When I first saw that I had been cast in the role of a 45-year-old man in the latest MUST production, Aphonia: Love Stories, I was concerned that I wasn’t up to the task. Although many of my friends had often commented on my ability to act much older than my short 20 years of existence, translating that maturity on stage would inevitably be a difficult task. Middle-aged characters are often the hardest to perform on stage as an actor in your 20s because they belong to a generation very different from your own, whilst the character simply isn’t old enough to be adequately portrayed with an elderly person stereotype.

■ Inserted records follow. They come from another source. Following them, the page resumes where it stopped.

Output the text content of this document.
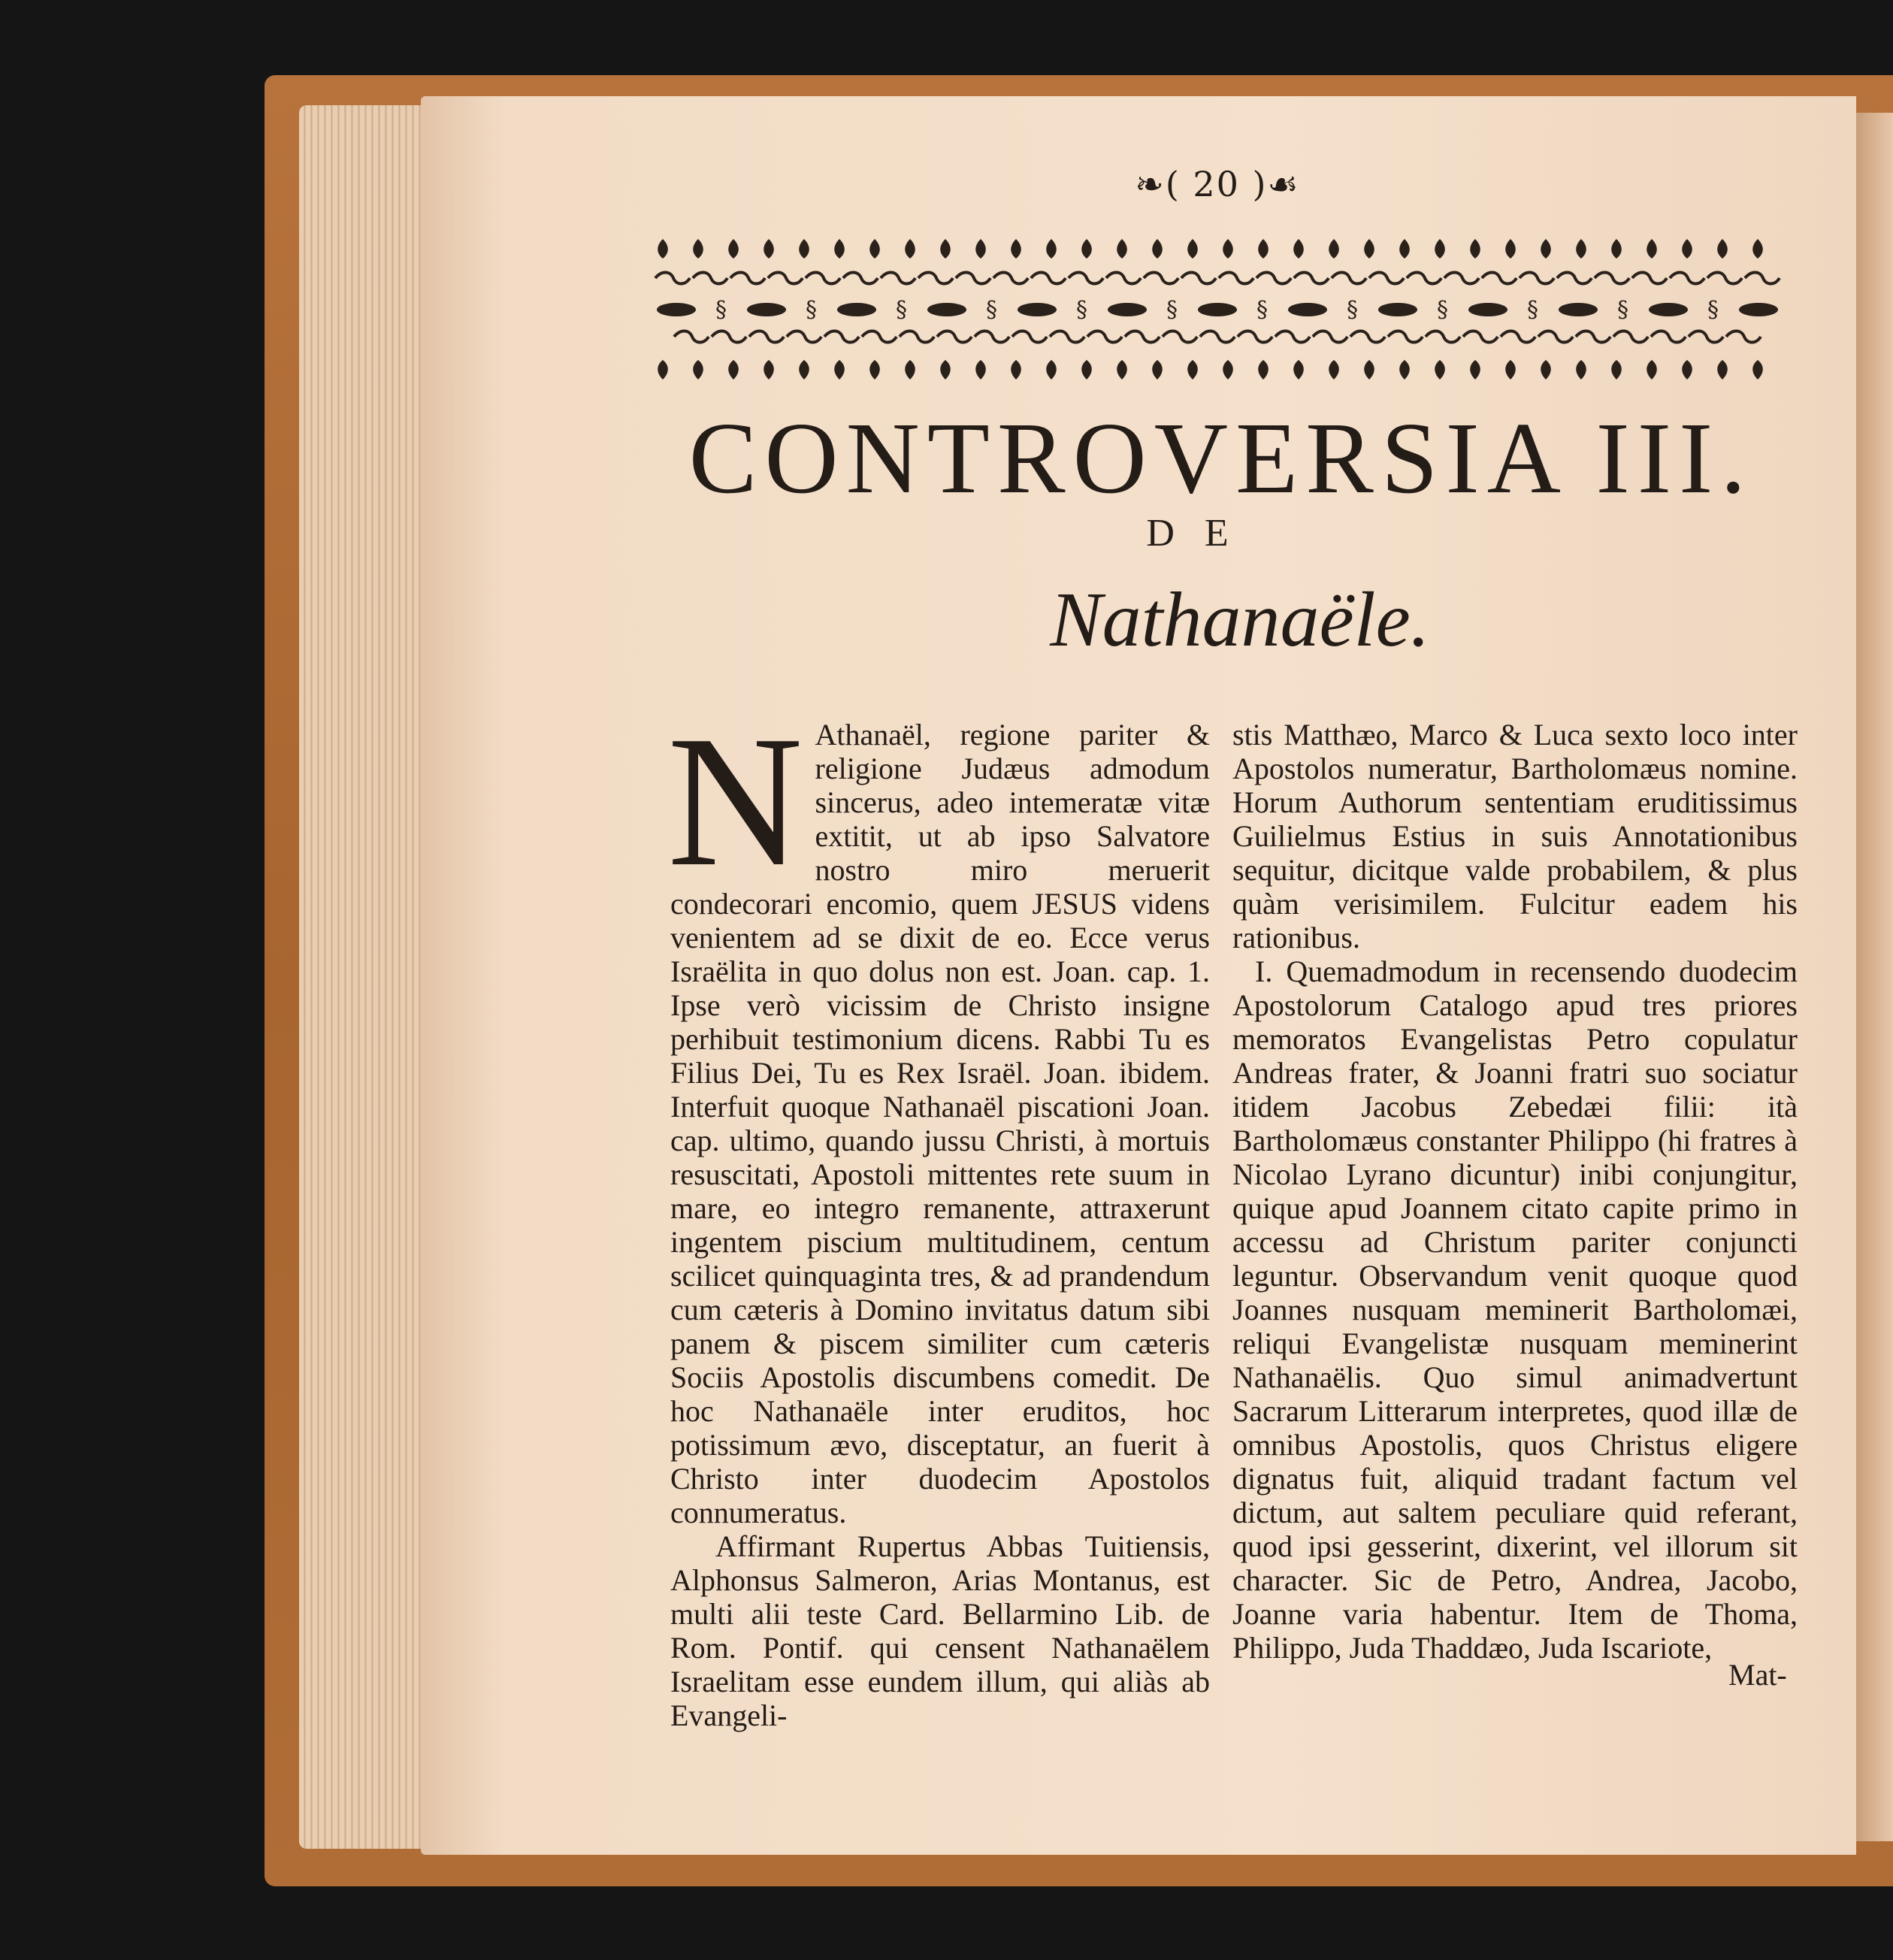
❧( 20 )☙
§	§	§	§	§	§	§	§	§	§	§	§
CONTROVERSIA III.
DE
Nathanaële.
N Athanaël, regione pariter & religione Judæus admodum sincerus, adeo intemeratæ vitæ extitit, ut ab ipso Salvatore nostro miro meruerit condecorari encomio, quem JESUS videns venientem ad se dixit de eo. Ecce verus Israëlita in quo dolus non est. Joan. cap. 1. Ipse verò vicissim de Christo insigne perhibuit testimonium dicens. Rabbi Tu es Filius Dei, Tu es Rex Israël. Joan. ibidem. Interfuit quoque Nathanaël piscationi Joan. cap. ultimo, quando jussu Christi, à mortuis resuscitati, Apostoli mittentes rete suum in mare, eo integro remanente, attraxerunt ingentem piscium multitudinem, centum scilicet quinquaginta tres, & ad prandendum cum cæteris à Domino invitatus datum sibi panem & piscem similiter cum cæteris Sociis Apostolis discumbens comedit. De hoc Nathanaële inter eruditos, hoc potissimum ævo, disceptatur, an fuerit à Christo inter duodecim Apostolos connumeratus.

Affirmant Rupertus Abbas Tuitiensis, Alphonsus Salmeron, Arias Montanus, est multi alii teste Card. Bellarmino Lib. de Rom. Pontif. qui censent Nathanaëlem Israelitam esse eundem illum, qui aliàs ab Evangeli-

stis Matthæo, Marco & Luca sexto loco inter Apostolos numeratur, Bartholomæus nomine. Horum Authorum sententiam eruditissimus Guilielmus Estius in suis Annotationibus sequitur, dicitque valde probabilem, & plus quàm verisimilem. Fulcitur eadem his rationibus.

I. Quemadmodum in recensendo duodecim Apostolorum Catalogo apud tres priores memoratos Evangelistas Petro copulatur Andreas frater, & Joanni fratri suo sociatur itidem Jacobus Zebedæi filii: ità Bartholomæus constanter Philippo (hi fratres à Nicolao Lyrano dicuntur) inibi conjungitur, quique apud Joannem citato capite primo in accessu ad Christum pariter conjuncti leguntur. Observandum venit quoque quod Joannes nusquam meminerit Bartholomæi, reliqui Evangelistæ nusquam meminerint Nathanaëlis. Quo simul animadvertunt Sacrarum Litterarum interpretes, quod illæ de omnibus Apostolis, quos Christus eligere dignatus fuit, aliquid tradant factum vel dictum, aut saltem peculiare quid referant, quod ipsi gesserint, dixerint, vel illorum sit character. Sic de Petro, Andrea, Jacobo, Joanne varia habentur. Item de Thoma, Philippo, Juda Thaddæo, Juda Iscariote,

Mat-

I still remember walking, shaking but determined, into my first rehearsal. Luckily, writer and director Hannah Aroni and assistant director Tamuz Ellazam are the kindest directors I’ve worked under and instantly calmed my nerves about the age issue. For that entire first rehearsal, all we did was talk about our characters; not just what was seen on stage or in the script, but their history, their habits, their pet peeves, their triumphs and their lifestyles.

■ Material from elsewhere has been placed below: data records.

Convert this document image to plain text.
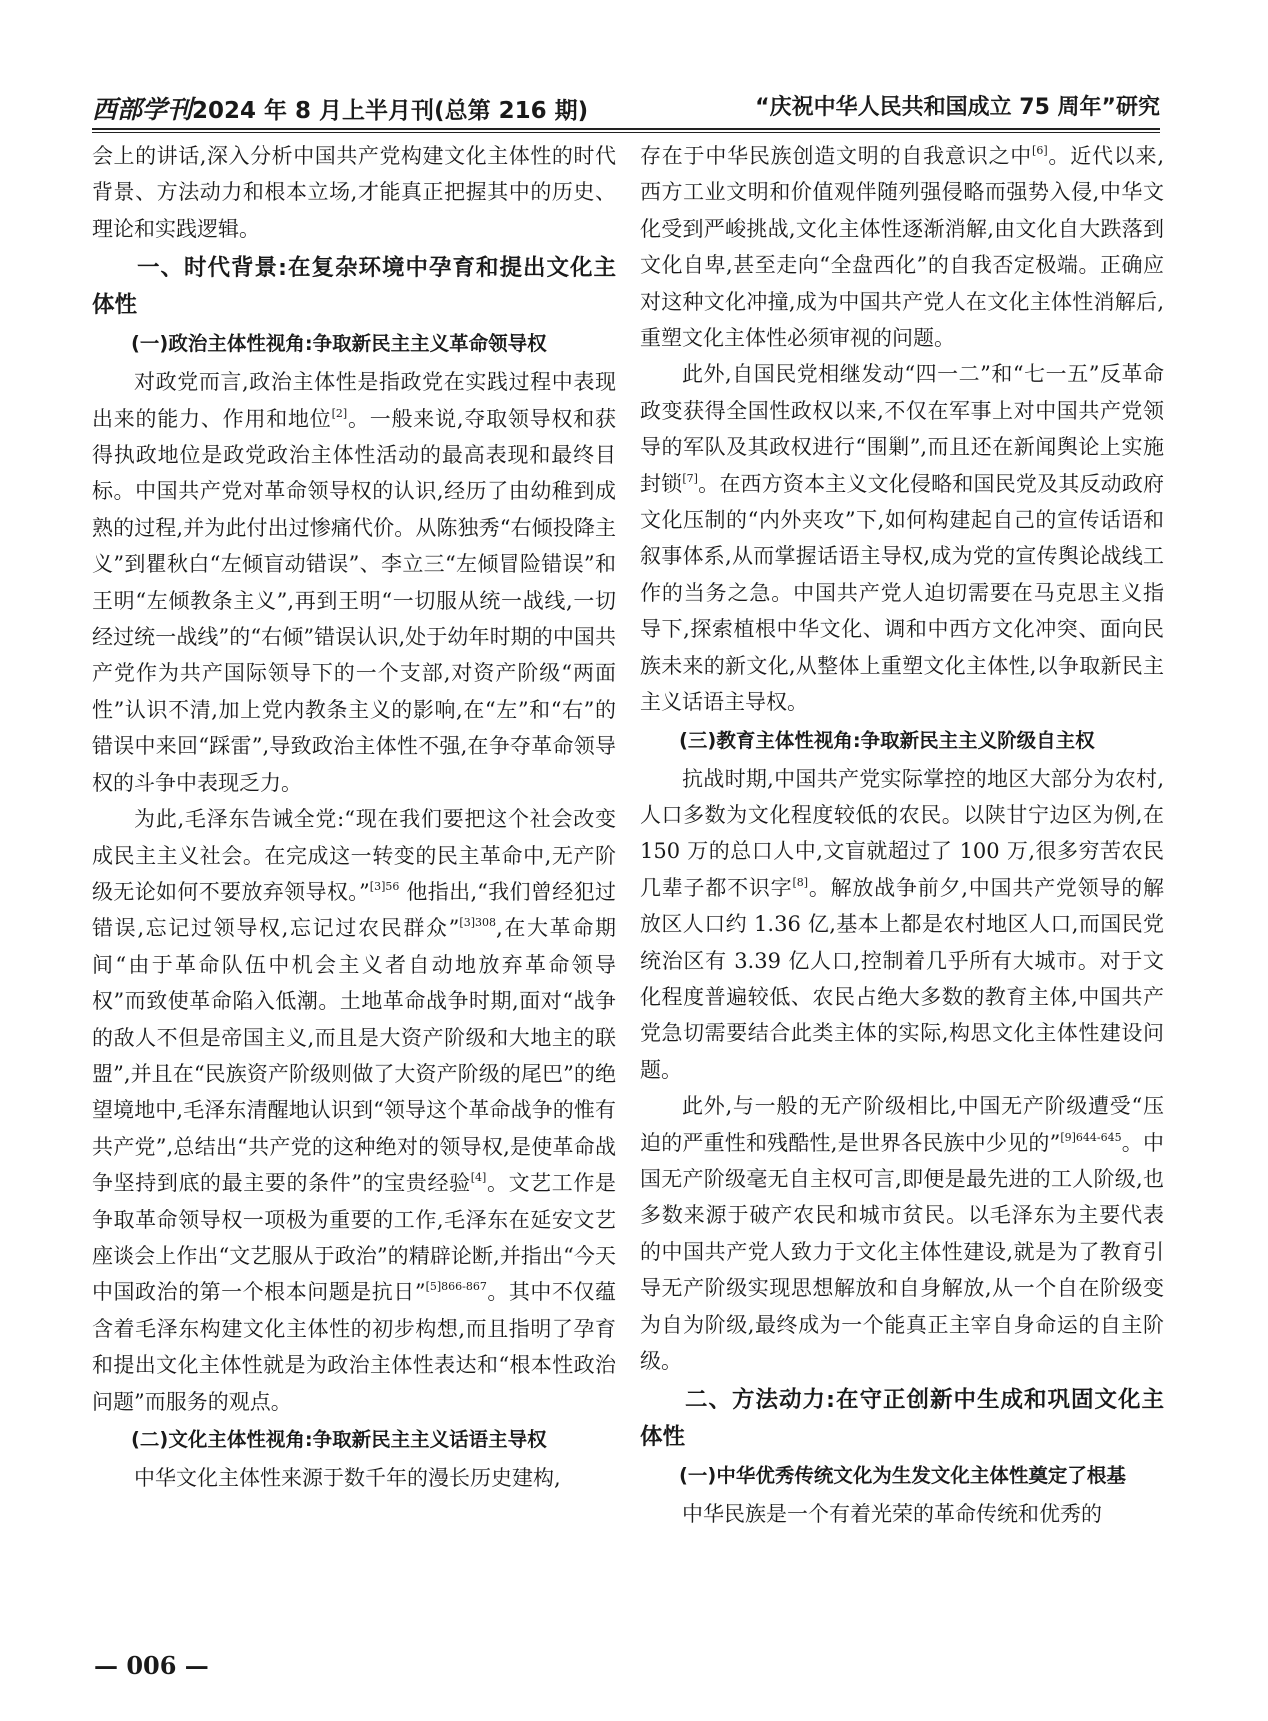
西部学刊2024 年 8 月上半月刊(总第 216 期)	“庆祝中华人民共和国成立 75 周年”研究

会上的讲话,深入分析中国共产党构建文化主体性的时代背景、方法动力和根本立场,才能真正把握其中的历史、理论和实践逻辑。

一、时代背景:在复杂环境中孕育和提出文化主体性

(一)政治主体性视角:争取新民主主义革命领导权

对政党而言,政治主体性是指政党在实践过程中表现出来的能力、作用和地位[2]。一般来说,夺取领导权和获得执政地位是政党政治主体性活动的最高表现和最终目标。中国共产党对革命领导权的认识,经历了由幼稚到成熟的过程,并为此付出过惨痛代价。从陈独秀“右倾投降主义”到瞿秋白“左倾盲动错误”、李立三“左倾冒险错误”和王明“左倾教条主义”,再到王明“一切服从统一战线,一切经过统一战线”的“右倾”错误认识,处于幼年时期的中国共产党作为共产国际领导下的一个支部,对资产阶级“两面性”认识不清,加上党内教条主义的影响,在“左”和“右”的错误中来回“踩雷”,导致政治主体性不强,在争夺革命领导权的斗争中表现乏力。

为此,毛泽东告诫全党:“现在我们要把这个社会改变成民主主义社会。在完成这一转变的民主革命中,无产阶级无论如何不要放弃领导权。”$^{[3]56}$ 他指出,“我们曾经犯过错误,忘记过领导权,忘记过农民群众”$^{[3]308}$,在大革命期间“由于革命队伍中机会主义者自动地放弃革命领导权”而致使革命陷入低潮。土地革命战争时期,面对“战争的敌人不但是帝国主义,而且是大资产阶级和大地主的联盟”,并且在“民族资产阶级则做了大资产阶级的尾巴”的绝望境地中,毛泽东清醒地认识到“领导这个革命战争的惟有共产党”,总结出“共产党的这种绝对的领导权,是使革命战争坚持到底的最主要的条件”的宝贵经验[4]。文艺工作是争取革命领导权一项极为重要的工作,毛泽东在延安文艺座谈会上作出“文艺服从于政治”的精辟论断,并指出“今天中国政治的第一个根本问题是抗日”$^{[5]866-867}$。其中不仅蕴含着毛泽东构建文化主体性的初步构想,而且指明了孕育和提出文化主体性就是为政治主体性表达和“根本性政治问题”而服务的观点。

(二)文化主体性视角:争取新民主主义话语主导权

中华文化主体性来源于数千年的漫长历史建构,

存在于中华民族创造文明的自我意识之中[6]。近代以来,西方工业文明和价值观伴随列强侵略而强势入侵,中华文化受到严峻挑战,文化主体性逐渐消解,由文化自大跌落到文化自卑,甚至走向“全盘西化”的自我否定极端。正确应对这种文化冲撞,成为中国共产党人在文化主体性消解后,重塑文化主体性必须审视的问题。

此外,自国民党相继发动“四一二”和“七一五”反革命政变获得全国性政权以来,不仅在军事上对中国共产党领导的军队及其政权进行“围剿”,而且还在新闻舆论上实施封锁[7]。在西方资本主义文化侵略和国民党及其反动政府文化压制的“内外夹攻”下,如何构建起自己的宣传话语和叙事体系,从而掌握话语主导权,成为党的宣传舆论战线工作的当务之急。中国共产党人迫切需要在马克思主义指导下,探索植根中华文化、调和中西方文化冲突、面向民族未来的新文化,从整体上重塑文化主体性,以争取新民主主义话语主导权。

(三)教育主体性视角:争取新民主主义阶级自主权

抗战时期,中国共产党实际掌控的地区大部分为农村,人口多数为文化程度较低的农民。以陕甘宁边区为例,在 150 万的总口人中,文盲就超过了 100 万,很多穷苦农民几辈子都不识字[8]。解放战争前夕,中国共产党领导的解放区人口约 1.36 亿,基本上都是农村地区人口,而国民党统治区有 3.39 亿人口,控制着几乎所有大城市。对于文化程度普遍较低、农民占绝大多数的教育主体,中国共产党急切需要结合此类主体的实际,构思文化主体性建设问题。

此外,与一般的无产阶级相比,中国无产阶级遭受“压迫的严重性和残酷性,是世界各民族中少见的”$^{[9]644-645}$。中国无产阶级毫无自主权可言,即便是最先进的工人阶级,也多数来源于破产农民和城市贫民。以毛泽东为主要代表的中国共产党人致力于文化主体性建设,就是为了教育引导无产阶级实现思想解放和自身解放,从一个自在阶级变为自为阶级,最终成为一个能真正主宰自身命运的自主阶级。

二、方法动力:在守正创新中生成和巩固文化主体性

(一)中华优秀传统文化为生发文化主体性奠定了根基

中华民族是一个有着光荣的革命传统和优秀的

— 006 —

Suddenly my character Calvin wasn’t just a character on paper – he was a person that I was creating. Cal became a dorky architect, a kind hearted romantic who spends too much money on jewellery for his wife, who watches wrestling and reads crappy historical fiction novels and Readers Digest. Such was the level of detail in which we explored Calvin that even his stubborn attachment to an old mug became a source of analysis.
Soon enough it was time to physicalise all of these elements and see what 45-year-old Cal looked like. With terrible posture, shoulders slumped forward from years of working at a desk on architectural drawings, a deep, calm voice denoting his years of experience, and a sorrowful smile rather than a scowl to portray anger as a result of his soft heart, Cal started to come together. We even acted out significant portions of Cal’s history with his wife Delia (stunningly portrayed by Genevieve Atkins), reconstructing their first meeting at a disco, for example, and then translated and aged that behavior as younger adults into their 45-year-old counterparts.
Then came the scrupulous line-by-line examination of motives and objectives, and suddenly our deep character analysis became directly relevant to the scene; a line about stomach ulcers suddenly made sense in the context that Cal read an article on them in Reader’s Digest, a comment about babies was given greater weight by the fact that Cal and Del couldn’t conceive, and a reference to wrestling was turned into a joke between Cal and Del.
As a result of this extreme naturalist experiment, whenever I walk onto stage as Cal I’m not walking on as an actor playing a character; I’m walking on as a 45-year-old man with a history, a life and a world surrounding him. Aphonia: Love Stories is not simply a play about characters – it is ultimately a play about people.